The family is now suing Dr Nicholas Spirtos and the Summa Akron City Hospital for medical malpractice, negligence, battery and lack of informed consent.
Jeanine says she gave Dr Spirtos consent to perform a procedure called intrauterine insemination.
It involves washing and diligent sperm then placing it inside the womb at the same time as eggs are released.
“Without our knowledge, Dr Spirtos used a stranger’s sperm instead of my husband’s,” Jeanine said.
“I got pregnant and our daughter Jessica was born in 1992.
“Harvey girls were very rare in the family, so we were so excited.
“I screamed and scared the doctors half to death when she was born.”
Jessica said she had no clue she was not biologically related to her father until she got the fateful Christmas gift in 2020.
“How cool, we thought, it would be to connect with distant relatives in the countries we might be visiting,” she said at the same press conference.
“My parents got us Ancestry DNA kits as Christmas gifts, and since then our lives have never been the same, and never will be.”
Jeanine added: “It has taken every ounce of power to remain strong for my family and for myself as we try to move forward.
“Mike is my husband, Jessica is my daughter, and there’s no DNA test that will change that.

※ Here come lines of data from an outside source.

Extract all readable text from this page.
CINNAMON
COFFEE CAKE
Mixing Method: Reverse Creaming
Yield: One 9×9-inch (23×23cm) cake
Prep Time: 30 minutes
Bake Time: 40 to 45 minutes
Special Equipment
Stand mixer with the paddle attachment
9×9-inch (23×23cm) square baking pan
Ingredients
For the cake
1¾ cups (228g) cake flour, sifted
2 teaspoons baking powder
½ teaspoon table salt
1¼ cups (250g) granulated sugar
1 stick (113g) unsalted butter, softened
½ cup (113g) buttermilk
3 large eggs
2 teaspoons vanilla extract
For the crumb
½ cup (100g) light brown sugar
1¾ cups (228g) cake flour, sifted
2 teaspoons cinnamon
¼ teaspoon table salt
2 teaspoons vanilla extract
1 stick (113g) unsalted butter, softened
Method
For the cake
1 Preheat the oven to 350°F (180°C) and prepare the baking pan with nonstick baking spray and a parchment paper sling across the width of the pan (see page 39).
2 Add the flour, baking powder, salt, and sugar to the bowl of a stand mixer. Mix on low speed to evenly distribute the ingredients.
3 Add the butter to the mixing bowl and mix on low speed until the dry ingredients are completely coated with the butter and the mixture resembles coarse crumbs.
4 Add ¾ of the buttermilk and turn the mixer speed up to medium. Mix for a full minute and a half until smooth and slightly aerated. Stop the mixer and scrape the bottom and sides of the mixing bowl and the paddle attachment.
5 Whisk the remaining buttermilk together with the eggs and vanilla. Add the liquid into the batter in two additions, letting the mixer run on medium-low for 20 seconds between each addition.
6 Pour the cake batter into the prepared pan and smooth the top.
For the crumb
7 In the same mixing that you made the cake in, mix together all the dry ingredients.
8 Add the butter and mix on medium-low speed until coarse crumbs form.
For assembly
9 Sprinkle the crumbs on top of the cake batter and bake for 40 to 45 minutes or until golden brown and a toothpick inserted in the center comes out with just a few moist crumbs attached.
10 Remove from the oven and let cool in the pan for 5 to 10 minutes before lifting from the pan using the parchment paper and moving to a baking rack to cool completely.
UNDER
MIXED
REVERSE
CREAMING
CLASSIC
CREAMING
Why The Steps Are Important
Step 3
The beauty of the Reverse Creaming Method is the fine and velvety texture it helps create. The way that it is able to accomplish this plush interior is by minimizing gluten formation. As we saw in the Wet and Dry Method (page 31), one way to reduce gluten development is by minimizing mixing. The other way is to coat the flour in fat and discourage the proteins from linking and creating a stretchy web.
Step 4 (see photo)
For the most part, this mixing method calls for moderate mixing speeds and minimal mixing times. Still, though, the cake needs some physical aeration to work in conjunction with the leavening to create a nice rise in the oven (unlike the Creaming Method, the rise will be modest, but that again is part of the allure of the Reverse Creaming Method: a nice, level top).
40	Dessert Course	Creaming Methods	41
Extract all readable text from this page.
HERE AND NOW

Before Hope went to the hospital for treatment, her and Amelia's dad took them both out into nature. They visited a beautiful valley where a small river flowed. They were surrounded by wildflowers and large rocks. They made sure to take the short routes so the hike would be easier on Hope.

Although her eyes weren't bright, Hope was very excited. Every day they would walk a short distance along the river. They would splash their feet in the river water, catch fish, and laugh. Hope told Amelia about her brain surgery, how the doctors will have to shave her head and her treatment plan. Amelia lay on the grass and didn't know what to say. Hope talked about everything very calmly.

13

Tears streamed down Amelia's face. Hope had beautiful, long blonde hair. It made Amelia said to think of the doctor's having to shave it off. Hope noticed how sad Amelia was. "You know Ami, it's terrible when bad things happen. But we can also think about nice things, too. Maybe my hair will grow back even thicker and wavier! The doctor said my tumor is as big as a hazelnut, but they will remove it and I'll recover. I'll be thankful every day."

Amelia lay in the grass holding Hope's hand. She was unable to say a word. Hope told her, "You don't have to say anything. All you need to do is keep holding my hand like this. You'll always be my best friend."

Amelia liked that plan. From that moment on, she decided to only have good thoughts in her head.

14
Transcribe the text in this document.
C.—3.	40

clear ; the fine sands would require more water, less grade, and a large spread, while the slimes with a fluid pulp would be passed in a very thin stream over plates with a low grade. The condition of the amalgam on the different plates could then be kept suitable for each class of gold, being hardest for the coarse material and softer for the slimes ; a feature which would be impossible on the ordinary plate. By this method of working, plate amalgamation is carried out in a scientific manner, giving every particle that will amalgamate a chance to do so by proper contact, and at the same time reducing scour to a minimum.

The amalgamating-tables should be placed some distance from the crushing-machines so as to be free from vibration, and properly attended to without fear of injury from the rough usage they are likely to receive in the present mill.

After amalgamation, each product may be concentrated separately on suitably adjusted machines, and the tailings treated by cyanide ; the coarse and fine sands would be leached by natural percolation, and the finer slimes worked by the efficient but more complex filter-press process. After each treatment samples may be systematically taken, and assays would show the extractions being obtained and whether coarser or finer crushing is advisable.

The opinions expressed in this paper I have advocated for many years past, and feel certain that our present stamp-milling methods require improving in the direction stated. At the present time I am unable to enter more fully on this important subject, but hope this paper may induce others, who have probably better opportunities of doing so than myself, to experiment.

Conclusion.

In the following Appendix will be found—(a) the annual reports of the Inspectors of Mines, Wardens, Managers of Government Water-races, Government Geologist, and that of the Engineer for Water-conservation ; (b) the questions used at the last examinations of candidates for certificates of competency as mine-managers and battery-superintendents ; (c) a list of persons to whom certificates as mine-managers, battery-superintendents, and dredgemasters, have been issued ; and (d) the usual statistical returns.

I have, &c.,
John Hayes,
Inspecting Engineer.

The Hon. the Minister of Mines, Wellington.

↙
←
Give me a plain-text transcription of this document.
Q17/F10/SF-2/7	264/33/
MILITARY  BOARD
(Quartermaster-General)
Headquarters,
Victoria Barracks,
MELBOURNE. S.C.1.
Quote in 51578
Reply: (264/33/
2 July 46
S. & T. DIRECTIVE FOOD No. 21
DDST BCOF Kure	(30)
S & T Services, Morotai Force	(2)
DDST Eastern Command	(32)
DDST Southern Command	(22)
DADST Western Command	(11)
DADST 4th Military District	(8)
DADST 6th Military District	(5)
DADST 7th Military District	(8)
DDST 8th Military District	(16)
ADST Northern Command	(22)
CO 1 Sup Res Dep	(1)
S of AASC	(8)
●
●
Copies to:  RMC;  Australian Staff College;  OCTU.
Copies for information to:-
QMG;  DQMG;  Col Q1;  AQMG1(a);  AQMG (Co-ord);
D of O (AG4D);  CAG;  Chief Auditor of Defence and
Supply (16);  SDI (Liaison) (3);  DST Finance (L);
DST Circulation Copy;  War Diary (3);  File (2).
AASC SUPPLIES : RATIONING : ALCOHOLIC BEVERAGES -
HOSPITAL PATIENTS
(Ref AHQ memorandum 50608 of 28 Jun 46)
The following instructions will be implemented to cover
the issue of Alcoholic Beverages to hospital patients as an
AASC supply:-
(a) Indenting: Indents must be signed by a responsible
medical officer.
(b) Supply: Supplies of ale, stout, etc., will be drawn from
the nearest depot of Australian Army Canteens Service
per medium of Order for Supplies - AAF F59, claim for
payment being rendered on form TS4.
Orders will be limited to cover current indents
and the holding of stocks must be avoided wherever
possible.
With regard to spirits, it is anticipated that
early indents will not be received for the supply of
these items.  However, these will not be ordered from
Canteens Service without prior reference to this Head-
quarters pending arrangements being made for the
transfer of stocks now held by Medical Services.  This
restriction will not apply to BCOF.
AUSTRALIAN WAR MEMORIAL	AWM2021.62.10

“But we will hold Dr Spirtos and Summa Health accountable for this.”
The hospital said: “We take this allegation seriously and understand the impact this has on the family.”
Dr Spirtos did not respond to requests for comment.
It is not the first time home DNA tests have revealed mix-ups at fertility clinics.
Last August we told how Utah couple Donna and Vanner Johnson discovered their son was not biologically his at the age of 12.
In November California parents Daphna and Alexander Cardinale revealed she had given birth to a stranger’s baby after the wrong embryo was implanted.
Their child was being raised by the other couple. Incredibly they decided to swap babies at the age of four months.